Lifestyle content also reduces churn. Readers that are into the lifestyle content are less likely to churn, which is very important. So we need to create more of this content.

During the pandemic we shut a lot of our bespoke magazines and concentrated on the core ones. Fin! is the first new magazine product post-pandemic that we’ve done.

B&T: What’s next in the pipeline? You must have a long list of KPIs in your new role.

Yes, the thing that attracted me to this role was the focus on subscriber growth and business development. The good thing about the Financial Review is that it has done so well during the pandemic, but there are still so many growth opportunities available to us. If you want authority and trust you can’t beat the Financial Review. It’s just a question of prioritising what we should do first, and then what we should do next.

We want to give people bigger opportunities, more 360 opportunities to engage with the Financial Review, with more events, more lists, more podcasts, and more innovations like the NFT cover we did for the Power List in 2021.

Without giving too much commercially sensitive information away, we’re going to expand our very successful events business.

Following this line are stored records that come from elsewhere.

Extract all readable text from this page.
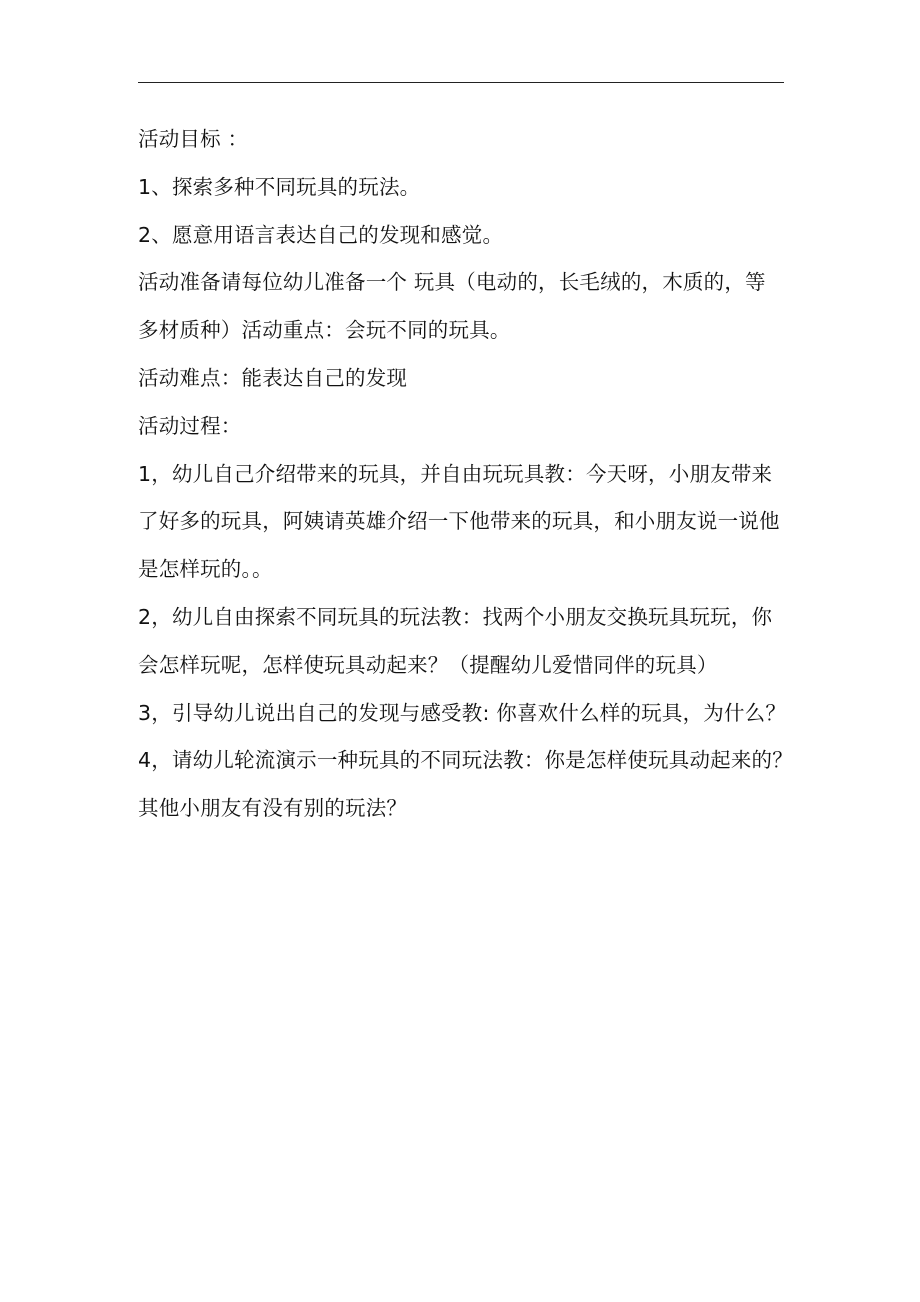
活动目标 ：
1、探索多种不同玩具的玩法。
2、愿意用语言表达自己的发现和感觉。
活动准备请每位幼儿准备一个 玩具（电动的，长毛绒的，木质的，等
多材质种）活动重点：会玩不同的玩具。
活动难点：能表达自己的发现
活动过程：
1，幼儿自己介绍带来的玩具，并自由玩玩具教：今天呀，小朋友带来
了好多的玩具，阿姨请英雄介绍一下他带来的玩具，和小朋友说一说他
是怎样玩的。。
2，幼儿自由探索不同玩具的玩法教：找两个小朋友交换玩具玩玩，你
会怎样玩呢，怎样使玩具动起来？（提醒幼儿爱惜同伴的玩具）
3，引导幼儿说出自己的发现与感受教: 你喜欢什么样的玩具，为什么？
4，请幼儿轮流演示一种玩具的不同玩法教：你是怎样使玩具动起来的？
其他小朋友有没有别的玩法？
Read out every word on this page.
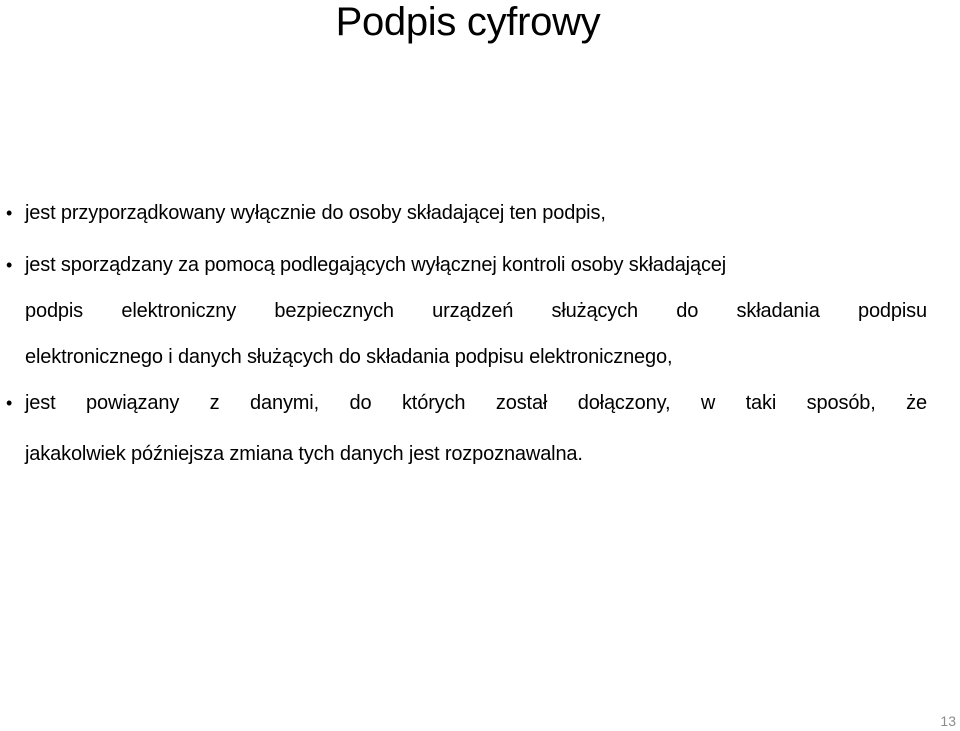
Podpis cyfrowy
• jest przyporządkowany wyłącznie do osoby składającej ten podpis,
• jest sporządzany za pomocą podlegających wyłącznej kontroli osoby składającej
podpis elektroniczny bezpiecznych urządzeń służących do składania podpisu
elektronicznego i danych służących do składania podpisu elektronicznego,
• jest powiązany z danymi, do których został dołączony, w taki sposób, że
jakakolwiek późniejsza zmiana tych danych jest rozpoznawalna.
13
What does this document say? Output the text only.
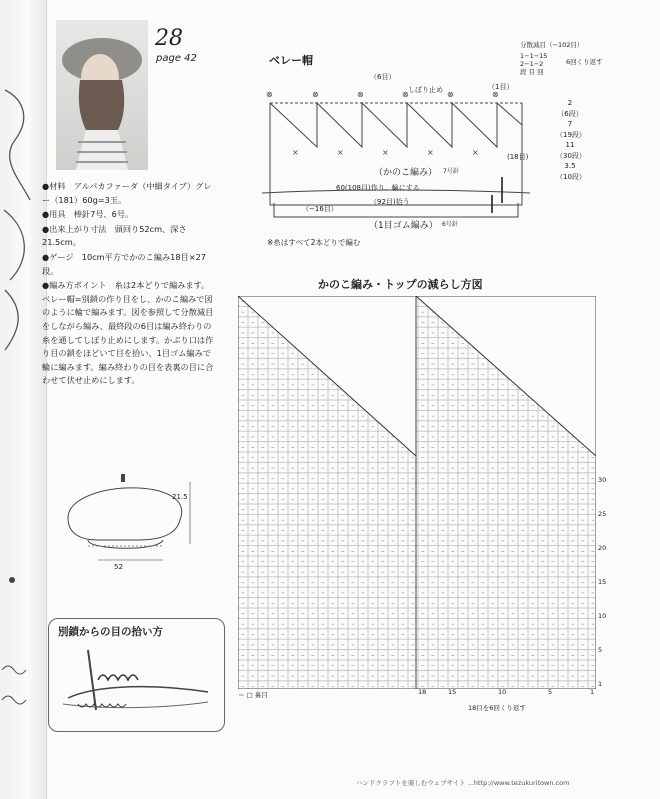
28
page 42

●材料　アルパカファーダ（中細タイプ）グレー（181）60g=3玉。

●用具　棒針7号、6号。

●出来上がり寸法　頭回り52cm、深さ21.5cm。

●ゲージ　10cm平方でかのこ編み18目×27段。

●編み方ポイント　糸は2本どりで編みます。ベレー帽=別鎖の作り目をし、かのこ編みで図のように輪で編みます。図を参照して分散減目をしながら編み、最終段の6目は編み終わりの糸を通してしぼり止めにします。かぶり口は作り目の鎖をほどいて目を拾い、1目ゴム編みで輪に編みます。編み終わりの目を表裏の目に合わせて伏せ止めにします。

21.5
52
別鎖からの目の拾い方
ベレー帽
（6目）
しぼり止め	（1目）
⊗	⊗	⊗	⊗	⊗	⊗
×	×	×	×	×
（かのこ編み） 7号針
60(108目)作り、輪にする
（92目)拾う
（−16目）
（1目ゴム編み） 6号針
(18目)
分散減目（−102目）
1−1−15
2−1−2
段 目 回
6回くり返す
2
（6段）
7
（19段）
11
（30段）
3.5
（10段）
※糸はすべて2本どりで編む
かのこ編み・トップの減らし方図
30
25
20
15
10
5
1
18	15	10	5	1
18目を6回くり返す
＝ □ 裏目
ハンドクラフトを楽しむウェブサイト ...http://www.tezukuritown.com
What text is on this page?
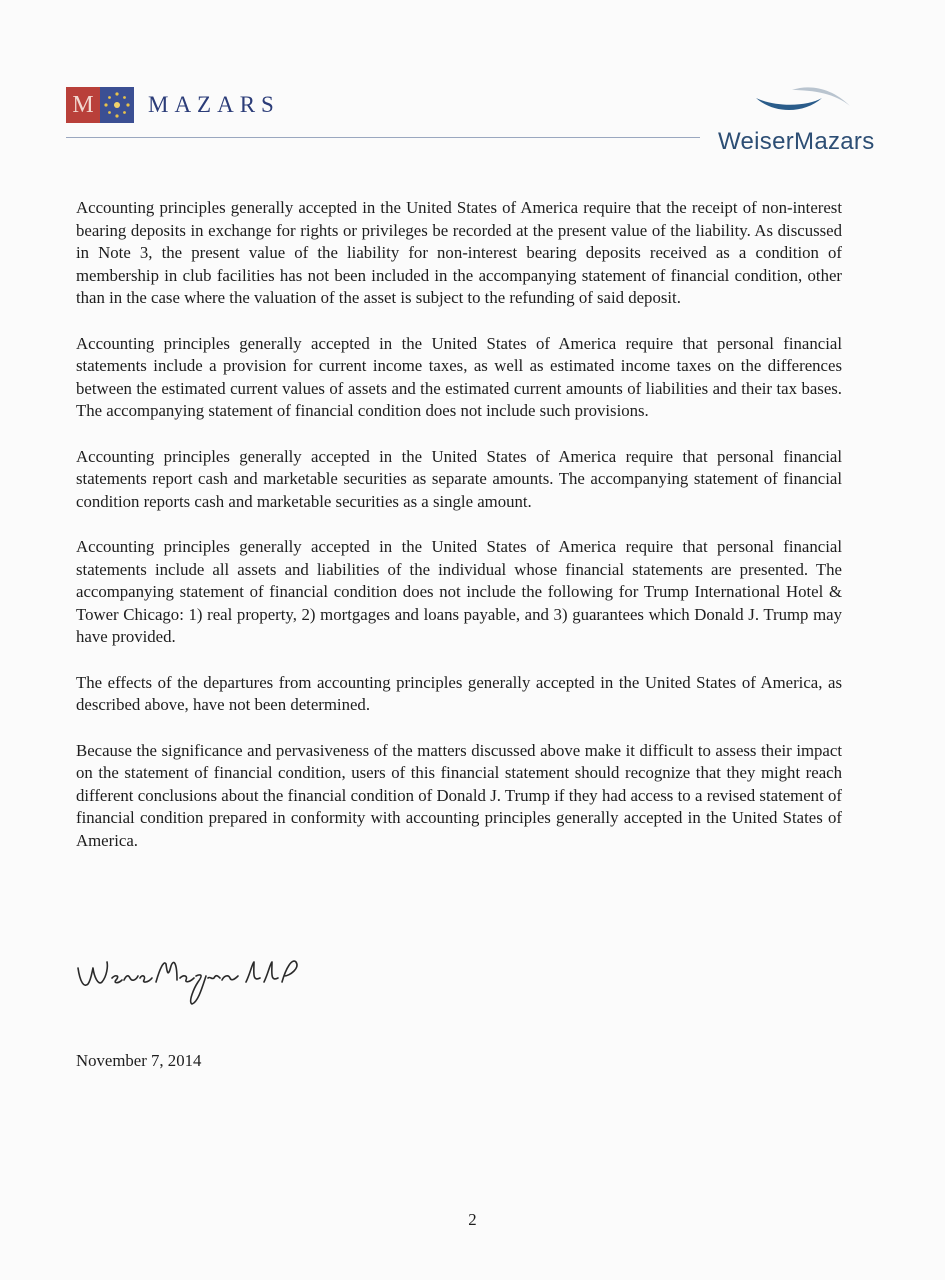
M MAZARS
WeiserMazars

Accounting principles generally accepted in the United States of America require that the receipt of non-interest bearing deposits in exchange for rights or privileges be recorded at the present value of the liability. As discussed in Note 3, the present value of the liability for non-interest bearing deposits received as a condition of membership in club facilities has not been included in the accompanying statement of financial condition, other than in the case where the valuation of the asset is subject to the refunding of said deposit.

Accounting principles generally accepted in the United States of America require that personal financial statements include a provision for current income taxes, as well as estimated income taxes on the differences between the estimated current values of assets and the estimated current amounts of liabilities and their tax bases. The accompanying statement of financial condition does not include such provisions.

Accounting principles generally accepted in the United States of America require that personal financial statements report cash and marketable securities as separate amounts. The accompanying statement of financial condition reports cash and marketable securities as a single amount.

Accounting principles generally accepted in the United States of America require that personal financial statements include all assets and liabilities of the individual whose financial statements are presented. The accompanying statement of financial condition does not include the following for Trump International Hotel & Tower Chicago: 1) real property, 2) mortgages and loans payable, and 3) guarantees which Donald J. Trump may have provided.

The effects of the departures from accounting principles generally accepted in the United States of America, as described above, have not been determined.

Because the significance and pervasiveness of the matters discussed above make it difficult to assess their impact on the statement of financial condition, users of this financial statement should recognize that they might reach different conclusions about the financial condition of Donald J. Trump if they had access to a revised statement of financial condition prepared in conformity with accounting principles generally accepted in the United States of America.

November 7, 2014
2
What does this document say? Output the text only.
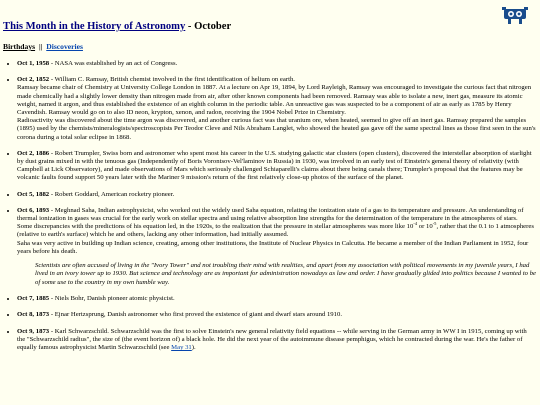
This Month in the History of Astronomy - October
Birthdays || Discoveries
• Oct 1, 1958 - NASA was established by an act of Congress.
• Oct 2, 1852 - William C. Ramsay, British chemist involved in the first identification of helium on earth.
Ramsay became chair of Chemistry at University College London in 1887. At a lecture on Apr 19, 1894, by Lord Rayleigh, Ramsay was encouraged to investigate the curious fact that nitrogen made chemically had a slightly lower density than nitrogen made from air, after other known components had been removed. Ramsay was able to isolate a new, inert gas, measure its atomic weight, named it argon, and thus established the existence of an eighth column in the periodic table. An unreactive gas was suspected to be a component of air as early as 1785 by Henry Cavendish. Ramsay would go on to also ID neon, krypton, xenon, and radon, receiving the 1904 Nobel Prize in Chemistry.
Radioactivity was discovered about the time argon was discovered, and another curious fact was that uranium ore, when heated, seemed to give off an inert gas. Ramsay prepared the samples (1895) used by the chemists/mineralogists/spectroscopists Per Teodor Cleve and Nils Abraham Langlet, who showed the heated gas gave off the same spectral lines as those first seen in the sun's corona during a total solar eclipse in 1868.
• Oct 2, 1886 - Robert Trumpler, Swiss born and astronomer who spent most his career in the U.S. studying galactic star clusters (open clusters), discovered the interstellar absorption of starlight by dust grains mixed in with the tenuous gas (Independently of Boris Vorontsov-Vel'laminov in Russia) in 1930, was involved in an early test of Einstein's general theory of relativity (with Campbell at Lick Observatory), and made observations of Mars which seriously challenged Schiaparelli's claims about there being canals there; Trumpler's proposal that the features may be volcanic faults found support 50 years later with the Mariner 9 mission's return of the first relatively close-up photos of the surface of the planet.
• Oct 5, 1882 - Robert Goddard, American rocketry pioneer.
• Oct 6, 1893 - Meghnad Saha, Indian astrophysicist, who worked out the widely used Saha equation, relating the ionization state of a gas to its temperature and pressure. An understanding of thermal ionization in gases was crucial for the early work on stellar spectra and using relative absorption line strengths for the determination of the temperature in the atmospheres of stars.
Some discrepancies with the predictions of his equation led, in the 1920s, to the realization that the pressure in stellar atmospheres was more like $10^{-4}$ or $10^{-5}$, rather that the 0.1 to 1 atmospheres (relative to earth's surface) which he and others, lacking any other information, had initially assumed.
Saha was very active in building up Indian science, creating, among other institutions, the Institute of Nuclear Physics in Calcutta. He became a member of the Indian Parliament in 1952, four years before his death.
Scientists are often accused of living in the "Ivory Tower" and not troubling their mind with realities, and apart from my association with political movements in my juvenile years, I had lived in an ivory tower up to 1930. But science and technology are as important for administration nowadays as law and order. I have gradually glided into politics because I wanted to be of some use to the country in my own humble way.
• Oct 7, 1885 - Niels Bohr, Danish pioneer atomic physicist.
• Oct 8, 1873 - Ejnar Hertzsprung, Danish astronomer who first proved the existence of giant and dwarf stars around 1910.
• Oct 9, 1873 - Karl Schwarzschild. Schwarzschild was the first to solve Einstein's new general relativity field equations -- while serving in the German army in WW I in 1915, coming up with the "Schwarzschild radius", the size of (the event horizon of) a black hole. He did the next year of the autoimmune disease pemphigus, which he contracted during the war. He's the father of equally famous astrophysicist Martin Schwarzschild (see May 31).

You’re going to see more summits this year. We’re going to be focusing on mining, workforce, investment and cybersecurity.

We’re also going to expand our successful lists business. And as part of that, which dovetails with the sharper focus on women, we’re going to extend our Rich Women list franchise,  expanding the number of women that are included on that list. And we’re also going to create some additional content around that. The other focus for us is the B2B market. A lot of our growth during the pandemic came from the B2C segment, so we’ve now got a huge opportunity to drive B2B subscriptions. They’re natural Financial Review subscribers and they’re much less likely to churn. So we’re doubling down on targeting particular segments within that B2B audience.

We are also expanding our podcasts. We have recently launched two new podcasts – Chanticleer, featuring Australia’s most influential business columnists, Tony Boyd and James Thomson in conversation, and The Fin, a weekly news podcast hosted by Lisa Murray.

Next year there will be new seasons of Julie-Anne Sprague’s How I Made It, our very successful podcast from within the Rich List brand. And then we’ve got our Tech Zero podcast, which is all about how companies are adapting to reach net zero. That reaches a very powerful audience and has also been very successful from an advertising point of view.